Tout fout le camp. Même les papillons. A force de remembrements, d’engrais, de pesticides, d’assèchement de zones humides, d’agriculture intensive mais aussi d’urbanisation galopante, les milieux servant d’habitats aux invertébrés se réduisent comme peau de chagrin. Et avec eux leurs populations d’insectes de toutes espèces. A commencer par les papillons.
“On a pu observer d’autant plus facilement la diminution de leurs effectifs, pour des espèces rares mais aussi des espèces communes voire très communes, qu’ils sont étudiés depuis très longtemps”, remarque Floriane Karas, du Gretia, groupe d’étude des invertébrés armoricains basé à Rennes.
D’où l’opération engagée il y a deux ans par le Gretia pour prolonger une initiative lancée en 2004 par l’association Costarmoricaine VivArmor Nature. A savoir: inciter les jardiniers à ménager des espaces sauvages ou du moins à préserver ou semer des plantes “hôtes” favorables au développement des chenilles et papillons, à l’abri de toute agressions chimique ou mécanique.
“Il suffit de quelques mètres carrés, souligne Floriane Karas, d’un coin de nature favorable au déroulement de tout un cycle de vie”.
Dans les Côtes d’Armor, où 25% des espèces étaient en déclin, l’opération a suscité la création de 200 “refuges”. Les jardiniers ont sans doute compris le rôle essentiel que jouait le gracile lépidoptère dans leur jardin, notamment comme pollinisateur, tandis que leurs “refuges” favorisaient la biodiversité de leurs espaces naturels et une régulation des espèces. Reste maintenant au Gretia, malgré ses modestes moyens (quatre salariés formés en bio-écologie pour quelque 180 adhérents), à sensibiliser tout le grand ouest.

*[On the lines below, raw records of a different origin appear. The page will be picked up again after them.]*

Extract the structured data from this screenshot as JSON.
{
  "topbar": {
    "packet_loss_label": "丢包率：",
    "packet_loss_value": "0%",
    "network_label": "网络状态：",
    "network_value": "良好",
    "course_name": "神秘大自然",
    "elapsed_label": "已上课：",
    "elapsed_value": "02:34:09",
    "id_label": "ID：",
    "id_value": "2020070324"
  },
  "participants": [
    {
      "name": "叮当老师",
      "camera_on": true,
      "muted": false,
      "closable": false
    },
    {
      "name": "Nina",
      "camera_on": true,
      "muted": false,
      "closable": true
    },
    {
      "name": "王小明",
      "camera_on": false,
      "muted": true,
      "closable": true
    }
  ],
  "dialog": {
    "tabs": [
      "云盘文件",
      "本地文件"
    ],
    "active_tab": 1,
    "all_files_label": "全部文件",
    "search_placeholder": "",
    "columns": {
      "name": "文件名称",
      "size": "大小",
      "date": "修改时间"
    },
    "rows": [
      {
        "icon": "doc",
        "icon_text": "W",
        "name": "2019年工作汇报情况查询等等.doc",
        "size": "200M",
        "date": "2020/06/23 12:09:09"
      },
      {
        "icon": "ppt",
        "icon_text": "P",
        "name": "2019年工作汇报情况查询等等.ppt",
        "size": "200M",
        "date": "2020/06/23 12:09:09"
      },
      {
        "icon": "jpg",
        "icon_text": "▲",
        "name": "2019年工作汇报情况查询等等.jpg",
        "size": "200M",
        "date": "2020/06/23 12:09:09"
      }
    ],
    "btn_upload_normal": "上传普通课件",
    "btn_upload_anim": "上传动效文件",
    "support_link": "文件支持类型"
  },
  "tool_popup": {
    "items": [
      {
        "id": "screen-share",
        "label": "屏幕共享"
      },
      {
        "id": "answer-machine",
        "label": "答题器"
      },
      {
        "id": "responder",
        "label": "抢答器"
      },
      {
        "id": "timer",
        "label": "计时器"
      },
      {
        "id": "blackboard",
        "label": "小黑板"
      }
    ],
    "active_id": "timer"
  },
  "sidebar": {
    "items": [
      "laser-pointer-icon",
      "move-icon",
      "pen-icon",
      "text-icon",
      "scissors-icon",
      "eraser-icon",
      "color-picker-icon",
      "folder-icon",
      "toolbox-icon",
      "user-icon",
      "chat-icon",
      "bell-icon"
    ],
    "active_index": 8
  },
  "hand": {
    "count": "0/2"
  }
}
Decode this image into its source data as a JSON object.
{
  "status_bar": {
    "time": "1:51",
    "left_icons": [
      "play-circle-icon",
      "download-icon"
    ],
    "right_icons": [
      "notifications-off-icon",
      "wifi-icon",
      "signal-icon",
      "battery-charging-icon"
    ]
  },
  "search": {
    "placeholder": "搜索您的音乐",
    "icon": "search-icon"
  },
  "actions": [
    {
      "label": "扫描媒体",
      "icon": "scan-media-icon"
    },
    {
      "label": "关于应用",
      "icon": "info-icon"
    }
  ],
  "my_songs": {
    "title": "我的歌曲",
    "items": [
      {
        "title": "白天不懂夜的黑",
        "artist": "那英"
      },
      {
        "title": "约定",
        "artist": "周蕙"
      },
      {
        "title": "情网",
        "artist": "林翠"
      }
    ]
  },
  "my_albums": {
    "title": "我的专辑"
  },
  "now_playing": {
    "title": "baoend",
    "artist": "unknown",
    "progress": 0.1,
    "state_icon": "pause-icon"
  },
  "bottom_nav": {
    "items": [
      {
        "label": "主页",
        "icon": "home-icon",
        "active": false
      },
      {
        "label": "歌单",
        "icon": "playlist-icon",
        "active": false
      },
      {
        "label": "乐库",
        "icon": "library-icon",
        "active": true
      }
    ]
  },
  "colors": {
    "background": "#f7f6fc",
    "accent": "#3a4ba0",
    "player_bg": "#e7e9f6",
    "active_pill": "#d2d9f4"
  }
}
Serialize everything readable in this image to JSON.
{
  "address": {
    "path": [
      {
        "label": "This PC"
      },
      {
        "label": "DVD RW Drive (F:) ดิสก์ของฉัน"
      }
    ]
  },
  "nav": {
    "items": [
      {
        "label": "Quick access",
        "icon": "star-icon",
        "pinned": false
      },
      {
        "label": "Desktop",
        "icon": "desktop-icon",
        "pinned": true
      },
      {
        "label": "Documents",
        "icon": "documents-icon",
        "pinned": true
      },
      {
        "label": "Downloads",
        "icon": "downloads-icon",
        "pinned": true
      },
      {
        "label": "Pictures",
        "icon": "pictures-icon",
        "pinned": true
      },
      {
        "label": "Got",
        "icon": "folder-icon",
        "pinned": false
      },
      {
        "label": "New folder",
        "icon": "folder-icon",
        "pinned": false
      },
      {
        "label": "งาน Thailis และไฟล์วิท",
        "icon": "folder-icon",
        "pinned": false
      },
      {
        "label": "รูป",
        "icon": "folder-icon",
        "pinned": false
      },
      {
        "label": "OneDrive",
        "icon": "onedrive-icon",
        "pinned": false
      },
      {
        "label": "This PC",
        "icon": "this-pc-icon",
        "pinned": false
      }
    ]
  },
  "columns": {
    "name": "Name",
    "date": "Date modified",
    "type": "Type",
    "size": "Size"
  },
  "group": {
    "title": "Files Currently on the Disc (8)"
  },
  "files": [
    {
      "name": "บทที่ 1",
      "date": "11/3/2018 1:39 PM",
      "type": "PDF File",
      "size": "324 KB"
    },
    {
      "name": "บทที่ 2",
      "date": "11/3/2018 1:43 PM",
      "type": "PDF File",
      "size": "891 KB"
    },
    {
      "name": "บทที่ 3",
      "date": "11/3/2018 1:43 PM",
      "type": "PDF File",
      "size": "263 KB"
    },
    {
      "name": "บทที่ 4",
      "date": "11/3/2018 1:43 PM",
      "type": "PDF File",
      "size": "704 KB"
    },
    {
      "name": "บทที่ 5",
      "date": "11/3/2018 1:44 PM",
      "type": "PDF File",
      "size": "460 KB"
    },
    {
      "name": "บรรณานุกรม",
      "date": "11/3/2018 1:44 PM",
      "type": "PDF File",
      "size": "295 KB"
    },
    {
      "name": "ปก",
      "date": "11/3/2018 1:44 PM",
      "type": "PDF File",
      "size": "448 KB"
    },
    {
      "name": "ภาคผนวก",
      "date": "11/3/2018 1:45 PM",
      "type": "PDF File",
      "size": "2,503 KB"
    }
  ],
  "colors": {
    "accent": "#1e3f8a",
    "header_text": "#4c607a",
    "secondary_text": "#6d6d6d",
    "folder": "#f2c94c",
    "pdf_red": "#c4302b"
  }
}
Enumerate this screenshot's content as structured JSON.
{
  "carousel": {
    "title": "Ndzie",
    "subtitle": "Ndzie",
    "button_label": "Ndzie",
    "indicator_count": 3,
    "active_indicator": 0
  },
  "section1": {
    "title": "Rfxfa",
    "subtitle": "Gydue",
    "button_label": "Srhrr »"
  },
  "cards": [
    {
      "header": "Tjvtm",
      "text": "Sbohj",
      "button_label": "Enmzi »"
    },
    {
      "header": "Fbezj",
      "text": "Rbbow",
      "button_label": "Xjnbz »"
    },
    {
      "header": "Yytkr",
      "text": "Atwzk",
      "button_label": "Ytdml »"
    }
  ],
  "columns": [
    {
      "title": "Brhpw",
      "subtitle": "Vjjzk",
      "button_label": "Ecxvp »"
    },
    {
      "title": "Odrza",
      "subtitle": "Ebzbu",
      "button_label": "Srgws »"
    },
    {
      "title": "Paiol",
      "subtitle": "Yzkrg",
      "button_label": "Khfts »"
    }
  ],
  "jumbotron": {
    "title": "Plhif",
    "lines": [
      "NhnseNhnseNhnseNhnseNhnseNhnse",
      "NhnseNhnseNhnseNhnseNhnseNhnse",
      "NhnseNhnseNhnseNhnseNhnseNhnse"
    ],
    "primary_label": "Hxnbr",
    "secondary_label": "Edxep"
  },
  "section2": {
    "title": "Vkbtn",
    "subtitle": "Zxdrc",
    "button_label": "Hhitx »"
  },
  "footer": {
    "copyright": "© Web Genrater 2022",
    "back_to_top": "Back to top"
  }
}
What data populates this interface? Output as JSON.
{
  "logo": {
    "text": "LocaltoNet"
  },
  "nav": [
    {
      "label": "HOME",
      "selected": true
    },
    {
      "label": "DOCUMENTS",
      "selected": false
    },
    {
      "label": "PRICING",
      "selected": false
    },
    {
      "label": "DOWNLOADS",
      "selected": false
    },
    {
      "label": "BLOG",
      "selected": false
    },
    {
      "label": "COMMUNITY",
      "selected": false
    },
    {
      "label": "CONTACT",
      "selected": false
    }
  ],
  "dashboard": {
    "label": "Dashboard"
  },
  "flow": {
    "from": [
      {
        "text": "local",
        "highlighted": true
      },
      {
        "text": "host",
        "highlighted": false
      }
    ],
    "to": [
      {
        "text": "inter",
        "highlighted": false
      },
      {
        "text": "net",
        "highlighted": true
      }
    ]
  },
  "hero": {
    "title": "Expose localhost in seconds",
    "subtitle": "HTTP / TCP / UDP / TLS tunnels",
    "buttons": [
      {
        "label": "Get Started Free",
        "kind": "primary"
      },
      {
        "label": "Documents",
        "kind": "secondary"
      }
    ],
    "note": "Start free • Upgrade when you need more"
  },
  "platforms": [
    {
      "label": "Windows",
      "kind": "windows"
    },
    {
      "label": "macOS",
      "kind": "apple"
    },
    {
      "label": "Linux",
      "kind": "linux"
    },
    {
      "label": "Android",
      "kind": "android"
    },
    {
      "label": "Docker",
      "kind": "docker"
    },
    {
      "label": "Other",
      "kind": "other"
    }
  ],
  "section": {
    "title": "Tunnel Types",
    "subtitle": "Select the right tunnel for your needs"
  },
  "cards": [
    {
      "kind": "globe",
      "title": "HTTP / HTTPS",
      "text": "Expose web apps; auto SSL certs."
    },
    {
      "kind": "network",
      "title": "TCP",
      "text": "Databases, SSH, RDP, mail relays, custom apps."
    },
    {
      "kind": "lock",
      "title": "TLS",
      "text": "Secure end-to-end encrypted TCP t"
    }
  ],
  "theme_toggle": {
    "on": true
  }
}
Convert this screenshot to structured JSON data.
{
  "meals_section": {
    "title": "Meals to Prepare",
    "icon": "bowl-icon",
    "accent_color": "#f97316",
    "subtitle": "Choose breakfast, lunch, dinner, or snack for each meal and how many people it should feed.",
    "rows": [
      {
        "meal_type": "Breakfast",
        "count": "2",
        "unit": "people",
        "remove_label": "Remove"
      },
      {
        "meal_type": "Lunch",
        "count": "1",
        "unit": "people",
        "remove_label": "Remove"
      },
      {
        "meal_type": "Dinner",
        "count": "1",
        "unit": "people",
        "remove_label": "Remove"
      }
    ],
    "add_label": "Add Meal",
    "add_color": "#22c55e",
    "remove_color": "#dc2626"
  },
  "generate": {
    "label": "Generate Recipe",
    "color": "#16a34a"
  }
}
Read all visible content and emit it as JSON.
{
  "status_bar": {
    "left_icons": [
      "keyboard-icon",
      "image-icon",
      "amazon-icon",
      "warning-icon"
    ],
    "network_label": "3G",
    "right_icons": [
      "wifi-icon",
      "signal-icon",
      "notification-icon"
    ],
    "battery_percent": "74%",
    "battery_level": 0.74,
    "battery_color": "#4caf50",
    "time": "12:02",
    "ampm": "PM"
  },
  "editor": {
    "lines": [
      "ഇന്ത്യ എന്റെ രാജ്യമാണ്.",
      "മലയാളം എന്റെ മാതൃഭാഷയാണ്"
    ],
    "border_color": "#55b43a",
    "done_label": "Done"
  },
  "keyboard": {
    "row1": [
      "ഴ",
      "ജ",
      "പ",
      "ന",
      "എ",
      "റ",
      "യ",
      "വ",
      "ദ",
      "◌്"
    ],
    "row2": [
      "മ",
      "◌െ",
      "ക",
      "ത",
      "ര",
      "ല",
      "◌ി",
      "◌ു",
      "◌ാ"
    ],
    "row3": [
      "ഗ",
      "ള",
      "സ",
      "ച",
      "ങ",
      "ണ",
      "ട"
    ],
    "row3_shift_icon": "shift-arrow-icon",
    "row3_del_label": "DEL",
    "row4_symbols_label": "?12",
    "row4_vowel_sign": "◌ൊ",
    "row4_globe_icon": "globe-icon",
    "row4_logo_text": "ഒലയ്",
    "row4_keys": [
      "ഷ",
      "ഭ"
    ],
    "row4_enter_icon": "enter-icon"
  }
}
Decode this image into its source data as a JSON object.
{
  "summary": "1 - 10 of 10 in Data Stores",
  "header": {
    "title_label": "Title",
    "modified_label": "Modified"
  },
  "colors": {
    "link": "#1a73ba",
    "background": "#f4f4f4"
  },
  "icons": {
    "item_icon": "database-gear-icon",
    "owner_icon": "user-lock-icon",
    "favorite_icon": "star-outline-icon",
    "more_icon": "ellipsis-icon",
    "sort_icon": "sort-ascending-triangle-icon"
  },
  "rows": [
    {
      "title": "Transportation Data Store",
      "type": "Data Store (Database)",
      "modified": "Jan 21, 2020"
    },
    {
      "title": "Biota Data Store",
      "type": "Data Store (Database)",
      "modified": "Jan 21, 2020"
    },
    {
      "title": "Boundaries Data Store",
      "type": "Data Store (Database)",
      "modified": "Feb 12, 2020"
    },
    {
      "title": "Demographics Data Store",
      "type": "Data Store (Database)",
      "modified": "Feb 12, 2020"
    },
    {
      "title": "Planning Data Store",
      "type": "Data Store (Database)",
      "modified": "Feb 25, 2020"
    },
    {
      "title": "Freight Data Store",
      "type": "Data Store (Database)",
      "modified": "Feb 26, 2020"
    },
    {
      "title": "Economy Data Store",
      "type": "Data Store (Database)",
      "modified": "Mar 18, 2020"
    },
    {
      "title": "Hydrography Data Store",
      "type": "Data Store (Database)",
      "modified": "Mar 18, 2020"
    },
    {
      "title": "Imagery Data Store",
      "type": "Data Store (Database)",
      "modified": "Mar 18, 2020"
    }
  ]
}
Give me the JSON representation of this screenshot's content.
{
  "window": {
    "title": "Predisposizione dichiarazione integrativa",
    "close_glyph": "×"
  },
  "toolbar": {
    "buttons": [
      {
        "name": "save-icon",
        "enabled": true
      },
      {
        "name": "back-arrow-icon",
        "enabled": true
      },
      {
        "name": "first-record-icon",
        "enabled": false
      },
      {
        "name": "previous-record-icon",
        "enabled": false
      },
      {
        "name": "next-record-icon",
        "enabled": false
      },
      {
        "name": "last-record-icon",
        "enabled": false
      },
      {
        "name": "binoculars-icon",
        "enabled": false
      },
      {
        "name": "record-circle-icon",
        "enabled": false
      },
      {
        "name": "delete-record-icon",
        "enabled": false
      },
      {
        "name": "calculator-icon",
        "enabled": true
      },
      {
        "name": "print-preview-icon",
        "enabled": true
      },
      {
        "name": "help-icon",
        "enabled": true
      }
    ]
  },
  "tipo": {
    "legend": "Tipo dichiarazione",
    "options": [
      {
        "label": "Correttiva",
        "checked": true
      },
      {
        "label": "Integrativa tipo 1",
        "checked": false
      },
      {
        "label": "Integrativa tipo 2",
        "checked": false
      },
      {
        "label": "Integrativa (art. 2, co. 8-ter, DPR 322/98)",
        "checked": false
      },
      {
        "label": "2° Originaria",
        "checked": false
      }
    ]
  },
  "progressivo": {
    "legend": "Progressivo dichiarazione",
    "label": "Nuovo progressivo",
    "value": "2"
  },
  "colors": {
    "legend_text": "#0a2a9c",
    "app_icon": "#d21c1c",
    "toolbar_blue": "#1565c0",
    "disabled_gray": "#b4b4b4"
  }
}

“Le papillon est d’abord un prétexte pour que les gens prennent conscience de ce qui se passe dans leurs jardins mais aussi leur parler du rôle des insectes et des invertébrés dans les écosystèmes”, avoue Floriane Karas, qui évoque la fertilisation des plantes mais aussi le recyclage des sols et la transformation des végétaux. Les invertébrés sont en effet depuis longtemps les parents pauvres des études zoologiques. Et un refuge doit profiter à toute une chaîne d’insectes, avec mention spéciale pour les abeilles et les bourdons qui assurent les trois quarts de la pollinisation des plantes mais dont les populations, au moins domestiques, sont elles aussi victimes ces dernières années de pertes alarmantes.
“80% des plantes cultivées qui servent à nourrir l’homme ont besoin d’être pollinisées par des insectes, indique Floriane Karas. L’enjeu à terme c’est tout simplement la survie de l’être humain”.